In a series of weekend events, reports the Associated Press, about 150 people paid $250 each to mingle with one of PEOPLE's Sexiest Men Alive at a restaurant in Fort Mitchell; another 100 paid $1,000 each to meet him in a private home; and another 100 shelled out $1,000 each at a Louisville reception that included a photographer, notes the Louisville Courier-Journal.
"It's great having my son come in to help," said the elder Clooney, 70, as quoted by AP. "It's family. When my son and my daughter show up and help me, it means a lot and it shows me this is more than just politics. We still matter to one another."
Nick Clooney, a former Cincinnati newscaster and host of American Movie Classics (and brother to late singing legend Rosemary Clooney), is said to need from $1.2 million to $1.4 million for the race. Among his supporters, besides his son, is the current incumbent, U.S. Rep. Ken Lucas, who is retiring.
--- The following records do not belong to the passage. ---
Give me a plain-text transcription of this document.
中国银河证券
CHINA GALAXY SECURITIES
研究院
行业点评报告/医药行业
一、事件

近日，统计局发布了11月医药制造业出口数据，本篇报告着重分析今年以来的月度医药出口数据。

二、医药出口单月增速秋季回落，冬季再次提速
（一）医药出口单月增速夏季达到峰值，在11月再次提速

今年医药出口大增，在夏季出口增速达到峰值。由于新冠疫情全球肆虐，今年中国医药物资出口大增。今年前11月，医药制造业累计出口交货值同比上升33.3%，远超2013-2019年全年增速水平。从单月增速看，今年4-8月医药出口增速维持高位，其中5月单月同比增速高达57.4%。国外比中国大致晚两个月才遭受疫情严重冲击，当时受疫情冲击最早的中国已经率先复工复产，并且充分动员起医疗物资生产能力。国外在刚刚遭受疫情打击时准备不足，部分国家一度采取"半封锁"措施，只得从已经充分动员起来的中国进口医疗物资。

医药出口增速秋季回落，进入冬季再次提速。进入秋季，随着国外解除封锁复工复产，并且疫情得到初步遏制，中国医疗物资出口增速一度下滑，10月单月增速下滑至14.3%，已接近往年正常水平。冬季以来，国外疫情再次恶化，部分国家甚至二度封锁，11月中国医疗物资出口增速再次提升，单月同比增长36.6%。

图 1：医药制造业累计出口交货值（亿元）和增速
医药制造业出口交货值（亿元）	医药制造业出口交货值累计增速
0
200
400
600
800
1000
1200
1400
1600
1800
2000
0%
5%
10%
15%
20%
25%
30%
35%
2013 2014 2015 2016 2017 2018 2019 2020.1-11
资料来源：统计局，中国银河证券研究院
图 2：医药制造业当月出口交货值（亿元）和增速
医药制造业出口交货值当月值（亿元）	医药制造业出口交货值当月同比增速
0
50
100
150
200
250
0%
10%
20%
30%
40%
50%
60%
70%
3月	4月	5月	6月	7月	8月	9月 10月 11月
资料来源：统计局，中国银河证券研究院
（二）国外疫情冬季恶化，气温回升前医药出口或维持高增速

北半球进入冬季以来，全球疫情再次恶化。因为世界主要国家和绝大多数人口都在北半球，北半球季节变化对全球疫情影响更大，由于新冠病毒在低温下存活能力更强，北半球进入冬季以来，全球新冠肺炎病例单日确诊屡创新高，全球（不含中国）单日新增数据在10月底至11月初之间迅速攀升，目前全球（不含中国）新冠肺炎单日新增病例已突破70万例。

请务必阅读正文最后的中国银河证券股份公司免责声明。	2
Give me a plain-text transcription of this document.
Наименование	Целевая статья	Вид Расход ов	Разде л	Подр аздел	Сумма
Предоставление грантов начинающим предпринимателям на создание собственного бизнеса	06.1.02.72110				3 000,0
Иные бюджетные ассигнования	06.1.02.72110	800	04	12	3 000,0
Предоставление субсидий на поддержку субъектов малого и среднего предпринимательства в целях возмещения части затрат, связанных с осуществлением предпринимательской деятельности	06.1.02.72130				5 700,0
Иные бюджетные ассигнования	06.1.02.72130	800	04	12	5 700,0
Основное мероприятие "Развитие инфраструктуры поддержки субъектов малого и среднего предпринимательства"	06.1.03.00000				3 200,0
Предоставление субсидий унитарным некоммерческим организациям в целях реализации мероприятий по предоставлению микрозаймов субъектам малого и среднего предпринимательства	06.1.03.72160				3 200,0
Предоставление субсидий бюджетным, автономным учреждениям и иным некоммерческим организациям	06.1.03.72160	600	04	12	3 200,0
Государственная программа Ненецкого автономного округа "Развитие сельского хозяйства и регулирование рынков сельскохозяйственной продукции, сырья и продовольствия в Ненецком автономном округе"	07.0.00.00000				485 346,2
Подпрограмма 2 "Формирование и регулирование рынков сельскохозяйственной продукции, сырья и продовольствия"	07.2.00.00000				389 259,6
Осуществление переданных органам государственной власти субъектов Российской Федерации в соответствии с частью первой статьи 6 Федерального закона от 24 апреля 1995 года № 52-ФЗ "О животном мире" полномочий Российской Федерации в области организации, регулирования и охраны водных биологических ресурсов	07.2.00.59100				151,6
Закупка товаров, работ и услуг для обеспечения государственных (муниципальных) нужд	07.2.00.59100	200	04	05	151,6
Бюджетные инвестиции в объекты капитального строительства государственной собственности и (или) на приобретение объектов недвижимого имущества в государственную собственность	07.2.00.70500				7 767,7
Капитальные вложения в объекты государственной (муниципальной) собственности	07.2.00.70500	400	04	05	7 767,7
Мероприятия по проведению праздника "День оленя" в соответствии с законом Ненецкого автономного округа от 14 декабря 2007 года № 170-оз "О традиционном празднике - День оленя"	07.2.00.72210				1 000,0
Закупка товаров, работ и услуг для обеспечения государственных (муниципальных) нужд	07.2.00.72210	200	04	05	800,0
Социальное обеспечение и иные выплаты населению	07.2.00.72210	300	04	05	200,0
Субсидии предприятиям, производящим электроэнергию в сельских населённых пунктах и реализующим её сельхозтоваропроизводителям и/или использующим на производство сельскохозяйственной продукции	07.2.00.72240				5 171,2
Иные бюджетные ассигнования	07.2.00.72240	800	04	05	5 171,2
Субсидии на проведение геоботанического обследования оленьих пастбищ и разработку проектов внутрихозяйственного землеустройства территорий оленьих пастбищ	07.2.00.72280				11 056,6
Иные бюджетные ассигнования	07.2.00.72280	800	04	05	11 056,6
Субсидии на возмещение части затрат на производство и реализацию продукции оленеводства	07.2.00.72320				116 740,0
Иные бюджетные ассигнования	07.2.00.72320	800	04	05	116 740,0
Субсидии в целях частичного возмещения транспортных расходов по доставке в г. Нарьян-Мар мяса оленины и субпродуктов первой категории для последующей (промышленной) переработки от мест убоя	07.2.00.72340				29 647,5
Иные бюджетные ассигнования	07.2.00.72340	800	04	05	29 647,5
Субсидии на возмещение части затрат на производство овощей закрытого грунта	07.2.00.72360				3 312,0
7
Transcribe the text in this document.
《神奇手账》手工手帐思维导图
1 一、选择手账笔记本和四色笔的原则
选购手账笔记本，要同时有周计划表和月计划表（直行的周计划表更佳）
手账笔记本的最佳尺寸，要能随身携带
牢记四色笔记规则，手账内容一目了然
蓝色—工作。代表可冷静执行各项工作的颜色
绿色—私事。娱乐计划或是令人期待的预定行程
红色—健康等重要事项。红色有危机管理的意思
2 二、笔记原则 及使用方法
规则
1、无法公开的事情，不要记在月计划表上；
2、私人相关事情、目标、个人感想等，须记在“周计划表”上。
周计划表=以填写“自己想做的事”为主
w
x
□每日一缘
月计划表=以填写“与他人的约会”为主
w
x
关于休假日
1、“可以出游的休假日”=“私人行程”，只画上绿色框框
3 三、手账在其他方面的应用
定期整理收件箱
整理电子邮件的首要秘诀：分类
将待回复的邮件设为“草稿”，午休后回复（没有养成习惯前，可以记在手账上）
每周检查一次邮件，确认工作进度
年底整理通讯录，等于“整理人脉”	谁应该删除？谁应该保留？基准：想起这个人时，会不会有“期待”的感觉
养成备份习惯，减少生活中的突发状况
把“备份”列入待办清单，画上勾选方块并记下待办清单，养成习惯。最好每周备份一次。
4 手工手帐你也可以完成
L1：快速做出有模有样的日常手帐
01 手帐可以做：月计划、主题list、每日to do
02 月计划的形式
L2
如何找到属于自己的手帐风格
And while the "Ocean's 11" star, 42, was a high-profile presence this weekend, he gave no interviews, said the Courier-Journal, reporting that the gesture is meant to reflect the campaign's desire to focus on Nick -- the only Democrat in the race -- and not on his stellar son.
"Our position is that Nick is his own man," Bob Doyle, the Clooney campaign's Washington-based general consultant, told the newspaper. "George is doing this because he's a son who loves his dad and wants his dad to succeed, and we know voters in this district will not confuse the two."
On the other hand, Justin Brasell, campaign manager for Republican rival Geoff Davis, says: "They can't win without George, because Nick can't raise the money on his own. And they might not be able to win with George, because he's so controversial."
Among his liberal stances, George Clooney has said in interviews that he considers President Bush "dim."